The man cracked open the service stairwell door with one finger. He set the toe of his shoe against the spring-loaded door and lowered his arm, his hand brushing against the pistol tucked in his waistband. He looked down at his shirt, checking again to be sure that the gun was covered. He wasn’t used to carrying a gun and was surprised how easy it was to keep it hidden.

He could see him across the lobby, twenty yards away, printing out emails from the Internet kiosk that stood near the concierge’s empty desk. He had watched them as they ate dinner, hidden in the shadows of the hotel bar, the couple’s table angled so that he could only see the girl’s face. Beautiful. He had watched her as she ate, her smile so infectious that, half a building away, he smiled, too.
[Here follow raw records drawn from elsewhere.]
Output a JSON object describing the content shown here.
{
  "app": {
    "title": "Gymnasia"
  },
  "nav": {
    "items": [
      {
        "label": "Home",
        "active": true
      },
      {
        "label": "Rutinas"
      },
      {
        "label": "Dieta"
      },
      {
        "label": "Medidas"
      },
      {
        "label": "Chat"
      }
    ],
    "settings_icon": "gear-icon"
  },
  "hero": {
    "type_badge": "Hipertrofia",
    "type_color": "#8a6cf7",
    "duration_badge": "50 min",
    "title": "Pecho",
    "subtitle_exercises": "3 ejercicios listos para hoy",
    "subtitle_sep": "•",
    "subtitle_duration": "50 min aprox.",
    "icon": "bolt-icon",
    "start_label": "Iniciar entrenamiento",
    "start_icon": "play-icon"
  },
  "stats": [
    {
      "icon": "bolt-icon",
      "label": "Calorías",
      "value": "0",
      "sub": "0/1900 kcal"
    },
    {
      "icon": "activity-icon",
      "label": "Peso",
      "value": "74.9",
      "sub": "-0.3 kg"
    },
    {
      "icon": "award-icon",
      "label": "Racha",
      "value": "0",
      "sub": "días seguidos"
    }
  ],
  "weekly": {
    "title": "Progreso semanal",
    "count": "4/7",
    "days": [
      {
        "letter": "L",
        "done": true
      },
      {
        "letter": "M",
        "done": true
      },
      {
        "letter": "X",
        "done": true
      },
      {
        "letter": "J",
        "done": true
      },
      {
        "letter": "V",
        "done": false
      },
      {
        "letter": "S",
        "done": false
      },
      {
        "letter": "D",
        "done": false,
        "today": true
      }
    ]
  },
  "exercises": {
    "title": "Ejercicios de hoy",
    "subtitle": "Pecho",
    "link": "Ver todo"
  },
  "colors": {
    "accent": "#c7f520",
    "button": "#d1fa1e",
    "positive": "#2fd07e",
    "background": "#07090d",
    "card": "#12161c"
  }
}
They sat at their table till after midnight, downing pints of beer like college freshmen. He expected the girl to stumble each time she walked to the restroom, but she held her alcohol well. When they finally left—over-tipping by the look on the waiters’ faces—she gave him a kiss on the cheek and headed to the bank of elevators while he had logged onto the Internet.

The man was thinner than his photographs, but they had been taken on his first day in India, before the unfamiliar food and the predictable illness. And his clothes looked different, the color and shape beat out of them by a few Indian hand-washings. Yet despite the changes, there was no mistaking that this was Jason Talley, and the man wondered again why no one else had found him first.

The picture had been posted for over a week now and the reward for information was up to seven hundred US—more than a hotel maid would earn in a year. But hotel maids weren’t logging on to that chat room, and the money might not have been enough to attract attention among the high-paid computer engineers and software designers who were the site’s regulars. Whatever. It didn’t make a difference now anyway.

It would be easy to follow him up to his room. He could knock on the door, smile up at the peephole, no doubt get invited right in. And he could end it there, everything cleaned up, that bastard Sriram paid back in full, these two atoning for their friend’s sins.